Imagine the same BRT system you’ve seen in Guangzhou or Bogotá but where the buses accelerate immediately. Where the roads are safer because there’s no downshifting. Where clouds of exhaust don’t follow these big noisy people-boxes as they cumbersomely sludge through traffic. And where the stations can be built with Tesla Roof panels on top to be a complete point solution for a city as it grows, without requiring conjoining infrastructure.

Is it any wonder why Tencent recently acquired 5% of TSLA?

Now I can keep up with most engineers and scientists when they speak, debate, or nerd out. And I’d be lying if I said I wasn’t browsing the Wikipedia entries on QED at 2 AM once a month. I don’t know what it would cost to create a Tesla Urban Bus.

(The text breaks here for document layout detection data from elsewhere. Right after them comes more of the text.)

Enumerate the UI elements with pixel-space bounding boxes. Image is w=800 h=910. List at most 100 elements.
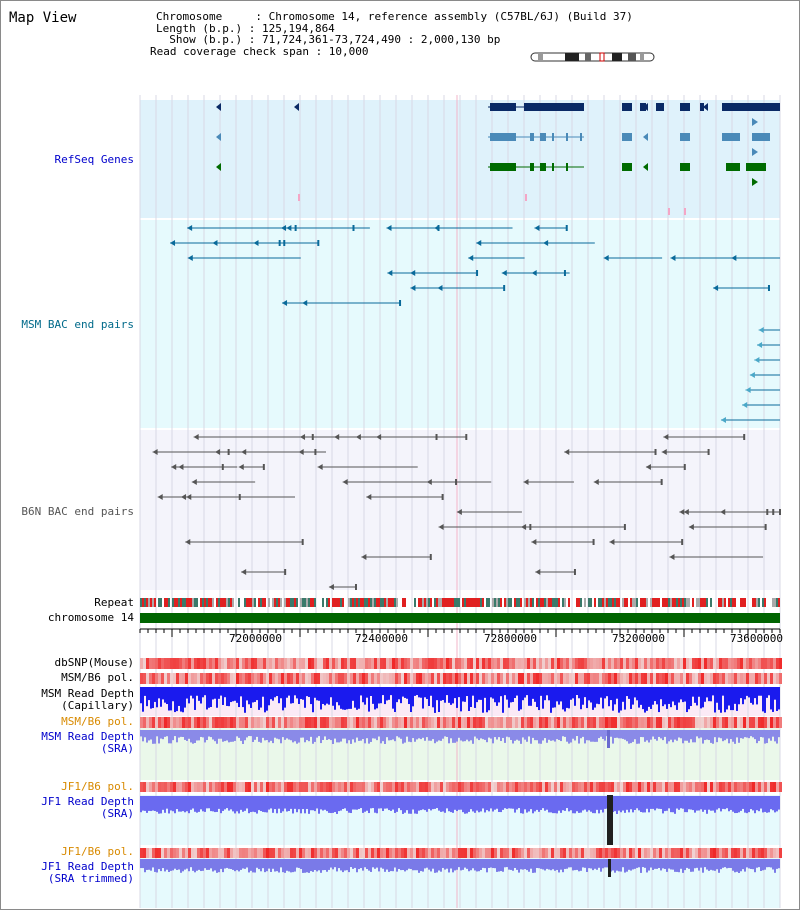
jf1-sra-depth-bar (382, 796, 384, 812)
dbsnp-density-cell (539, 658, 542, 669)
dbsnp-density-cell (503, 658, 506, 669)
b6n-bac-end-marker (178, 464, 184, 470)
msm-b6-pol-cell (197, 673, 200, 684)
repeat-element (520, 598, 522, 607)
msm-sra-depth-bar (464, 730, 466, 742)
msm-b6-pol-cell (305, 717, 308, 728)
jf1-sra-depth-bar (582, 796, 584, 811)
dbsnp-density-cell (692, 658, 695, 669)
msm-sra-depth-bar (506, 730, 508, 737)
dbsnp-density-cell (380, 658, 383, 669)
jf1-trim-depth-bar (702, 859, 704, 873)
jf1-sra-depth-bar (778, 796, 780, 810)
msm-sra-depth-bar (182, 730, 184, 737)
jf1-sra-depth-bar (406, 796, 408, 811)
repeat-element (704, 598, 706, 607)
msm-sra-depth-bar (420, 730, 422, 740)
jf1-b6-pol-cell (215, 782, 218, 792)
label-msm-read-depth-capillary[interactable]: MSM Read Depth (Capillary) (41, 687, 134, 712)
label-jf1-read-depth-sra[interactable]: JF1 Read Depth (SRA) (41, 795, 134, 820)
msm-sra-depth-bar (312, 730, 314, 744)
capillary-depth-bar (454, 687, 456, 699)
jf1-b6-pol-cell (224, 848, 227, 858)
dbsnp-density-cell (767, 658, 770, 669)
label-msm-bac-end-pairs[interactable]: MSM BAC end pairs (21, 318, 134, 331)
repeat-element (250, 598, 252, 607)
chromosome-ideogram[interactable] (530, 52, 655, 62)
repeat-element (220, 598, 222, 607)
repeat-element (762, 598, 764, 607)
jf1-trim-depth-bar (328, 859, 330, 870)
jf1-trim-depth-bar (672, 859, 674, 870)
msm-b6-pol-cell (551, 717, 554, 728)
label-b6n-bac-end-pairs[interactable]: B6N BAC end pairs (21, 505, 134, 518)
jf1-sra-depth-bar (628, 796, 630, 813)
jf1-trim-depth-bar (680, 859, 682, 869)
label-dbsnp[interactable]: dbSNP(Mouse) (54, 656, 134, 669)
dbsnp-density-cell (365, 658, 368, 669)
msm-bac-end-marker (767, 285, 770, 291)
repeat-element (144, 598, 146, 607)
jf1-b6-pol-cell (410, 848, 413, 858)
jf1-trim-depth-bar (542, 859, 544, 870)
msm-sra-depth-bar (584, 730, 586, 744)
label-msm-b6-pol-1[interactable]: MSM/B6 pol. (61, 671, 134, 684)
jf1-trim-depth-bar (280, 859, 282, 868)
label-jf1-b6-pol-2[interactable]: JF1/B6 pol. (61, 845, 134, 858)
repeat-element (486, 598, 488, 607)
jf1-trim-depth-bar (174, 859, 176, 869)
repeat-element (664, 598, 666, 607)
jf1-trim-depth-bar (492, 859, 494, 869)
label-refseq-genes[interactable]: RefSeq Genes (54, 153, 134, 166)
label-jf1-b6-pol-1[interactable]: JF1/B6 pol. (61, 780, 134, 793)
capillary-depth-bar (196, 687, 198, 696)
jf1-b6-pol-cell (344, 782, 347, 792)
dbsnp-density-cell (377, 658, 380, 669)
repeat-element (676, 598, 678, 607)
msm-b6-pol-cell (317, 673, 320, 684)
capillary-depth-bar (254, 687, 256, 702)
label-jf1-read-depth-trimmed[interactable]: JF1 Read Depth (SRA trimmed) (41, 860, 134, 885)
capillary-depth-bar (556, 687, 558, 702)
capillary-depth-bar (394, 687, 396, 713)
jf1-b6-pol-cell (779, 782, 782, 792)
jf1-sra-depth-bar (484, 796, 486, 813)
jf1-sra-depth-bar (312, 796, 314, 811)
msm-b6-pol-cell (710, 717, 713, 728)
repeat-element (776, 598, 778, 607)
jf1-trim-depth-bar (454, 859, 456, 871)
capillary-depth-bar (404, 687, 406, 698)
jf1-trim-depth-bar (468, 859, 470, 872)
repeat-element (554, 598, 556, 607)
label-msm-b6-pol-2[interactable]: MSM/B6 pol. (61, 715, 134, 728)
jf1-trim-depth-bar (656, 859, 658, 869)
msm-sra-depth-bar (588, 730, 590, 741)
msm-b6-pol-cell (500, 717, 503, 728)
dbsnp-density-cell (704, 658, 707, 669)
repeat-element (622, 598, 624, 607)
jf1-b6-pol-cell (359, 848, 362, 858)
msm-b6-pol-cell (176, 673, 179, 684)
capillary-depth-bar (400, 687, 402, 704)
msm-b6-pol-cell (158, 717, 161, 728)
msm-sra-depth-bar (168, 730, 170, 744)
msm-sra-depth-bar (408, 730, 410, 742)
jf1-b6-pol-cell (623, 848, 626, 858)
msm-b6-pol-cell (227, 673, 230, 684)
msm-b6-pol-cell (770, 717, 773, 728)
msm-b6-pol-cell (779, 673, 782, 684)
msm-b6-pol-cell (698, 717, 701, 728)
capillary-depth-bar (514, 687, 516, 699)
gene-strand-arrow (733, 133, 738, 141)
msm-sra-depth-bar (592, 730, 594, 742)
jf1-b6-pol-cell (659, 848, 662, 858)
jf1-sra-depth-bar (496, 796, 498, 809)
jf1-b6-pol-cell (485, 782, 488, 792)
jf1-sra-depth-bar (556, 796, 558, 814)
label-msm-read-depth-sra[interactable]: MSM Read Depth (SRA) (41, 730, 134, 755)
jf1-sra-depth-bar (510, 796, 512, 809)
jf1-sra-depth-bar (698, 796, 700, 811)
jf1-trim-depth-bar (494, 859, 496, 869)
msm-sra-depth-bar (400, 730, 402, 739)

But I have to imagine that, building on the torque and powertrain of the Tesla Semi (for which a working prototype already exists) with a bus chassis would quickly create a working model. From there Tesla could experiment with terminal design, mounting two Tesla Powerwalls in the back of the buses for redundancy, the sizing the appropriate powertrain underneath, and affixing solar panels to the roof, etc.

At the pace Tesla currently cranks out product I can’t see this taking more than 12 months. After all, a bus is a flatter and longer semi-truck with increased safety. Most of the technology is already built and market-tested.

Elon if you’re looking for a beta tester I’m sure one of the Gavin Belson types would give it a go to ferry employees back and forth.

A Seat for Everyone

By creating this system Tesla brings democratization to clean urban transportation while gaining monopolization of it. It gives the world a sustainable and carbon neutral system of transportation for years to come. It creates jobs for all those truck drivers formerly forced to travel away from their families. It gives government an economically responsible and flexible mode of infrastructure. It gives Tier 2 and Tier 3 cities a way to attract younger talent. It gives government a way to show priority to the poor and to technology. It instantly opens the doors to the nexus of all political, economic, and social hubs throughout the world.

And it creates an insatiable hunger for batteries.

In the words of Musk himself, “we need to address a global market.”